Thursday, January 24, 2008

Societal Correctness: Functionality Before Truth

One question that came up today concerned punishment of violent crimes. It was assumed that a morally correct action should synonymously be a legal action. We assume no disparity between what's correct and what's legal. This assumption breaks the whole discussion and makes some forms of ethics instantly useless.
When we think about issues of legality, we have to consider it an issue of what must happen for society to work the way that the government says it should. Legality doesn't determine whether and action is right or wrong, and right or wrong doesn't determine whether an action is legal or illegal. So when a strict relativist says it may be morally acceptable for someone to murder someone else (I can't think of a realistic situation in which they would, but I'm sure there is one) they aren't also claiming that it's legally permissible - simply that it wouldn't be immoral for that person.
With the separation in place, some earlier absurd relativist perspectives become more rational. Individual egoism, though it's no way to run a society, may have some truth for someone from a relativist perspective.
It may seem sick and twisted to have laws disallow actions that are morally correct and force actions that are immoral, but that's the way it has to be for society to work. Interpersonal interactions have to be bound by a universal, or at least constant through each society, set of rules. Truth must be put aside in honor of functionality, the real concern of government. However, for those actions that do not effect society's capacity to function, government must step aside. Morality and legality for actions concerning only rationally consenting people should be synonymous; when functionality is off the table, there is no reason for laws to determine truth.
When I wrote this the title was "Societal Morality: Functionality Before Truth." It wasn't until this last paragraph that I realized it couldn't be Societal Morality, it had to be Societal Correctness. The distinction is a hard one to make, but to consider rationally our ideas of permissible/impermissible compared to right/wrong, it must be made clearly.

2 comments:

Magister P said...

You make an excellent and needed distinction between the moral and the legal. Question: if the legal does not make the moral, then what does?

You write: "but that's the way it has to be for society to work." Is this not a utilitarian perspective? What ethical system shapes the legal?

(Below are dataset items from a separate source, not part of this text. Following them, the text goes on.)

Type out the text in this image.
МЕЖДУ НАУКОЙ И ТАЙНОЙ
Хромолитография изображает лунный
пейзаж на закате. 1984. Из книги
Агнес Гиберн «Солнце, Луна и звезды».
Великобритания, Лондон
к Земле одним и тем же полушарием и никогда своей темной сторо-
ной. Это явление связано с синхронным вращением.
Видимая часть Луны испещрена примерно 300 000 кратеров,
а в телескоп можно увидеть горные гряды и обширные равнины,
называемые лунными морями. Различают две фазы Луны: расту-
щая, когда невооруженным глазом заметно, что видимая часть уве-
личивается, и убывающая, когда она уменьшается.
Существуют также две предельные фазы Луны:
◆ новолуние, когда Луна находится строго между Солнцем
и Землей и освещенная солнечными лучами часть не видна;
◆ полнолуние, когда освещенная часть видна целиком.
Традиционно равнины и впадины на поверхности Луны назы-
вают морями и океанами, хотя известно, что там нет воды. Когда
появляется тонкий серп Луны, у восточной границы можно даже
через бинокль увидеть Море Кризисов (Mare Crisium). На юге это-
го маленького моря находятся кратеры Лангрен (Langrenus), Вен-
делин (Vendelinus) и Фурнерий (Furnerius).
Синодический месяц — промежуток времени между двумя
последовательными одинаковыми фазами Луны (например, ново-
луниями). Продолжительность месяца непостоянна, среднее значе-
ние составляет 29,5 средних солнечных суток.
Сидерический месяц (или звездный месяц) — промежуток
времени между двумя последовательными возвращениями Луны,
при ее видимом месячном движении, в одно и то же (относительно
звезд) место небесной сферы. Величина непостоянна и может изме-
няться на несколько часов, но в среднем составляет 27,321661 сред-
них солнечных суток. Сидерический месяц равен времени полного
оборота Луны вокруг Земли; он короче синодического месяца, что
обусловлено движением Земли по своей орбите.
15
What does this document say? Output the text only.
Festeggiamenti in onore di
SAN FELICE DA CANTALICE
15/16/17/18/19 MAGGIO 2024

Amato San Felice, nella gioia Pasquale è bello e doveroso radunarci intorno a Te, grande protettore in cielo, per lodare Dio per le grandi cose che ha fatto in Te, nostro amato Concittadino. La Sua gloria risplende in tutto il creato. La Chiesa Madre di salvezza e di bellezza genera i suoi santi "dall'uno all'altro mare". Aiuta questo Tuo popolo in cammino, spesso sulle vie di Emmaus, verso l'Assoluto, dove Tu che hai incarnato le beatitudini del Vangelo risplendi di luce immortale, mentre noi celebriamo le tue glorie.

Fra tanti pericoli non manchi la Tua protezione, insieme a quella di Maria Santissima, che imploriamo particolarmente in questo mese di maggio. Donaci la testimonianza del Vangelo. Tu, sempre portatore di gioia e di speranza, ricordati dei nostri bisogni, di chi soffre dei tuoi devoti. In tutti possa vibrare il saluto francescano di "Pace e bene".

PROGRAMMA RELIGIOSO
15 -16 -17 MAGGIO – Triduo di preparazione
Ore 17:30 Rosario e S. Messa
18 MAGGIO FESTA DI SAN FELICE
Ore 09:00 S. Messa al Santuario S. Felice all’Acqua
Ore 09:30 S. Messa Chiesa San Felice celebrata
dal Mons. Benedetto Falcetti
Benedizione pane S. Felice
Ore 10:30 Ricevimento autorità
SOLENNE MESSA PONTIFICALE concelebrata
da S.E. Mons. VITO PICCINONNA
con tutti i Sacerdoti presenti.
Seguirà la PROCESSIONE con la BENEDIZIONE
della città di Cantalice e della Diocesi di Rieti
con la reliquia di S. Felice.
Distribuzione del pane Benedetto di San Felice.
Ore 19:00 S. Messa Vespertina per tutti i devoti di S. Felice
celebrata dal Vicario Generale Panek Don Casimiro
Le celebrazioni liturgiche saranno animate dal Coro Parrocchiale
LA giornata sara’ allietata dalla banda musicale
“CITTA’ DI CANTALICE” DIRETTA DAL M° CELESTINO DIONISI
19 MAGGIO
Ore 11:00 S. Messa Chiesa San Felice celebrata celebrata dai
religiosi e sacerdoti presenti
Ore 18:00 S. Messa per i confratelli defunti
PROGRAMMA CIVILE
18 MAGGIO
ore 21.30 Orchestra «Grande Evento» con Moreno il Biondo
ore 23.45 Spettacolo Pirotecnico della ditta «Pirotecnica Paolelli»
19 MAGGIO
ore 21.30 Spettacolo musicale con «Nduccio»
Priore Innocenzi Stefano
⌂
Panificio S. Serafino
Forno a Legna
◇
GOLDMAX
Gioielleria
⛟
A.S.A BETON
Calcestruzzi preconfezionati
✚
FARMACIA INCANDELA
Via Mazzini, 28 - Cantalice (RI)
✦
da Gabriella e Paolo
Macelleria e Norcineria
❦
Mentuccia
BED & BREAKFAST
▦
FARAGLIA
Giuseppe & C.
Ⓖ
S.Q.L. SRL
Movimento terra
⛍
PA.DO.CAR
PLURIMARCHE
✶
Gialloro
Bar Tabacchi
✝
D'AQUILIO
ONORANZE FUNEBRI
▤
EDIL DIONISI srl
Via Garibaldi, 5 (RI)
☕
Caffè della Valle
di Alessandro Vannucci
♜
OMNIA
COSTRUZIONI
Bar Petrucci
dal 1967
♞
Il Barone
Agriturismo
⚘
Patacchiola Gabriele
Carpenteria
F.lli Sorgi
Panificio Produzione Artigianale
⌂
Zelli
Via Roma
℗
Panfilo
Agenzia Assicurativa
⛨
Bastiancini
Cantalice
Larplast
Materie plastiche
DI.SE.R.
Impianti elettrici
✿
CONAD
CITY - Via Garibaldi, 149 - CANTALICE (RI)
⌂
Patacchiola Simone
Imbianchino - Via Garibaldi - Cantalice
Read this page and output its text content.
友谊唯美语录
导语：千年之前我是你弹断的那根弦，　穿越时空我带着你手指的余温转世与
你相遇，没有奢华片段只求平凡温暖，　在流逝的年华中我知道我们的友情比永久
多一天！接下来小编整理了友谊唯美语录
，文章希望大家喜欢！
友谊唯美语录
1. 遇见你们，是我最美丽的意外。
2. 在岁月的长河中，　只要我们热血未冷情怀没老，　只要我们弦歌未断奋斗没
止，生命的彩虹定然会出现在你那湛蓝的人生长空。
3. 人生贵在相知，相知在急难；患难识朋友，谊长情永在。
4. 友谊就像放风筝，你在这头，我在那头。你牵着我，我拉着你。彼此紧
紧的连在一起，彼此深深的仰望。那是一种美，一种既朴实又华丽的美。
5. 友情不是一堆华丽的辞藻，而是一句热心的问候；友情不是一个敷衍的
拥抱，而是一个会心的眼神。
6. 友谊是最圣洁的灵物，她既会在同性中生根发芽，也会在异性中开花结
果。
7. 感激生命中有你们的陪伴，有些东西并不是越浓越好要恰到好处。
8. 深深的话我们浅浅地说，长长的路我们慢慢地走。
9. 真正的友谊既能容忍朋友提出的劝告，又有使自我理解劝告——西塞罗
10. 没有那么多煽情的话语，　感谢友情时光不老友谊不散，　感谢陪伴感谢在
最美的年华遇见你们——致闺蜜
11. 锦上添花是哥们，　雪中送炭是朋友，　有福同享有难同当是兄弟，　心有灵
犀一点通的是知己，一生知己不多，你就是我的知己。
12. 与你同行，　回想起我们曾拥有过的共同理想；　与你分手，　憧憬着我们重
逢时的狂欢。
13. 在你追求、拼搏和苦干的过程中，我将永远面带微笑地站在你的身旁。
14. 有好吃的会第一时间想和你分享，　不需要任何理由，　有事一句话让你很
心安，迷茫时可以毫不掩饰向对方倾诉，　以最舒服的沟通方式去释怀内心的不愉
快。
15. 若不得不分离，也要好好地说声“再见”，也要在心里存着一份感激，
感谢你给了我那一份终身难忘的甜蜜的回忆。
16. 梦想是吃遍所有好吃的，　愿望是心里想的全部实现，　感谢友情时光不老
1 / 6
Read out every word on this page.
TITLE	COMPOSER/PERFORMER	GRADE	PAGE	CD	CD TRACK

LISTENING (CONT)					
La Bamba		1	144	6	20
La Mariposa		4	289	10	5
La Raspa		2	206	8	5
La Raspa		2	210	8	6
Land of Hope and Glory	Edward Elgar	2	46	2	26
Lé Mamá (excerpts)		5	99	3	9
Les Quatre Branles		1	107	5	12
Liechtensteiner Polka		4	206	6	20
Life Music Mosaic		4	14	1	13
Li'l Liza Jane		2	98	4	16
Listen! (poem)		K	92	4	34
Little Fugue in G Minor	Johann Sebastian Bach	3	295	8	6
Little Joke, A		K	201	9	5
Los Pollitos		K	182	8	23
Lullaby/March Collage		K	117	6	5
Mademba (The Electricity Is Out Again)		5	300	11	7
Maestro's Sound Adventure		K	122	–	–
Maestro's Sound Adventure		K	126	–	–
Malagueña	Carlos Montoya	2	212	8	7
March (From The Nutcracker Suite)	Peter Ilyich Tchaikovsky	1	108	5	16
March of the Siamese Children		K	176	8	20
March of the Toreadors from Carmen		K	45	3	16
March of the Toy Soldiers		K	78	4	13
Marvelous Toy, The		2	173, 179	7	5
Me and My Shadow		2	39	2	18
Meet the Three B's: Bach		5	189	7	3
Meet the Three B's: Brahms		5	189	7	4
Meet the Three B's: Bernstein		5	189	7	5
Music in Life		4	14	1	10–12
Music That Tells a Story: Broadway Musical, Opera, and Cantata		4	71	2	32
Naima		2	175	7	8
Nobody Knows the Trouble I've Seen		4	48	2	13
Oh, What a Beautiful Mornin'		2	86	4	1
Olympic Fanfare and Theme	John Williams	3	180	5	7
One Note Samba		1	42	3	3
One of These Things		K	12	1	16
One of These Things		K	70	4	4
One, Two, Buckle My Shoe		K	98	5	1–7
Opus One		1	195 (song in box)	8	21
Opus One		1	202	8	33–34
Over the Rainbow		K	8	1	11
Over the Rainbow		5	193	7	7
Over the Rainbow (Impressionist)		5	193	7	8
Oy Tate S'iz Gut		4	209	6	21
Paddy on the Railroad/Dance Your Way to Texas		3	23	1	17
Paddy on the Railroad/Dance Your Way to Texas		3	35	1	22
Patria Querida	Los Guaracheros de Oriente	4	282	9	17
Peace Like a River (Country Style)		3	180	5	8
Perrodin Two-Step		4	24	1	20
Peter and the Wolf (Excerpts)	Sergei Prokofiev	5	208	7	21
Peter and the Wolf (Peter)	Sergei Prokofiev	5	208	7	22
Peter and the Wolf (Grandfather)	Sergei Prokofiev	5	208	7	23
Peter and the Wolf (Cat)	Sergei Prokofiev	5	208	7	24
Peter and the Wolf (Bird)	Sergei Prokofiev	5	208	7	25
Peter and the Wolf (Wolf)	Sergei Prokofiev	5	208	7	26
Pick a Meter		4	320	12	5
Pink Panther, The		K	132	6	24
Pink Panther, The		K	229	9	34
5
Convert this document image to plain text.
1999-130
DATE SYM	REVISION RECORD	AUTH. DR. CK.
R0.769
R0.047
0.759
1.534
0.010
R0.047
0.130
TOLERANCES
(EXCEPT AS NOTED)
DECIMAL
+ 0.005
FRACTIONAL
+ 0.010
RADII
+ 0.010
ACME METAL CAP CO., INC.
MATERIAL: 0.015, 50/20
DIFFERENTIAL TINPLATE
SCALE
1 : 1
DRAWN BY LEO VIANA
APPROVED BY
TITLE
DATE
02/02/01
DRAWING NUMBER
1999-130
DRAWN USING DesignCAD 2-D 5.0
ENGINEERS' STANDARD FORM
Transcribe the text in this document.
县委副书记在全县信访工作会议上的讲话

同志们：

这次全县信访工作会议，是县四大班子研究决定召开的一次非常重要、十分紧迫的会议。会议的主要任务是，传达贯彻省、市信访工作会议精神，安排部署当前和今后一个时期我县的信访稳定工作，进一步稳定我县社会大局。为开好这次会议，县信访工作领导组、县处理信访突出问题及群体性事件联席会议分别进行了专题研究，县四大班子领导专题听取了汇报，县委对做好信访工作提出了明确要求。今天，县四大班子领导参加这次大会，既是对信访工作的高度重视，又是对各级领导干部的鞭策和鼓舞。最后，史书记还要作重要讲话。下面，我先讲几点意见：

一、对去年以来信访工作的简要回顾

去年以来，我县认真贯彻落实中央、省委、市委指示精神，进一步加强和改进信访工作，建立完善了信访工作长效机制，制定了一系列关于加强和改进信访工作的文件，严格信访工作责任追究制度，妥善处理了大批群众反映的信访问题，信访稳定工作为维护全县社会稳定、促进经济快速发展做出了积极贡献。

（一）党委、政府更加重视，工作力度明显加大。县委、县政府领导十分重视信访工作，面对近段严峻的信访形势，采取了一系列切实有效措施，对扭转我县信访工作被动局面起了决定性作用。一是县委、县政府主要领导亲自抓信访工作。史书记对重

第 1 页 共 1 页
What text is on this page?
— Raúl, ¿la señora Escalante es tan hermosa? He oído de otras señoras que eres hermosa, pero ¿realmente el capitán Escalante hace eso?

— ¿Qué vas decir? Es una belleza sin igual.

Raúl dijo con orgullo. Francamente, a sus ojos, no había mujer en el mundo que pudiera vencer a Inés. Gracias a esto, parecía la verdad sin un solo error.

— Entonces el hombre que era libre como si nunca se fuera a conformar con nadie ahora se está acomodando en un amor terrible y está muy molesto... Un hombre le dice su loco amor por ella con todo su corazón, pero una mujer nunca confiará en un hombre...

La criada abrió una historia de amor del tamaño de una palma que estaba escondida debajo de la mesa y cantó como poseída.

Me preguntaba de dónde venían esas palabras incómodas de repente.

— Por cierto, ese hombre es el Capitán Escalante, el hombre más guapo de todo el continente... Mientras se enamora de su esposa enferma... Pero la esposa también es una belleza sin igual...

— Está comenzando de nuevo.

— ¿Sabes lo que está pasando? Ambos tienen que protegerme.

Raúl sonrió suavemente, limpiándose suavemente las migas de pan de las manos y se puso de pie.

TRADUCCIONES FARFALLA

Another question: if the legal shapes what actually takes place, then what effect does the moral have? In other words, what does it matter for someone to believe X is moral if he or she cannot do X within his or her society? Either the person refrains from doing the morally correct X, thus bowing to the legal, or works to change the system, thus proving that the moral is superior.

mns said...

Even the legal is not strictly utilitarian. It seems to be a blend between utilitarian and Kantian, doing the best for the most but avoiding the irrevocable.
If a person believes an illegal action is moral, there are a few situations that could result: the person refrains from X to avoid punishment/the person does X and is punished/the person works to change the law to accept X. In order to change the law, the person would have to be able to convince government why X is better for the society, so the overall legal principle of doing the best for the most without doing anything irrevocable would still persist.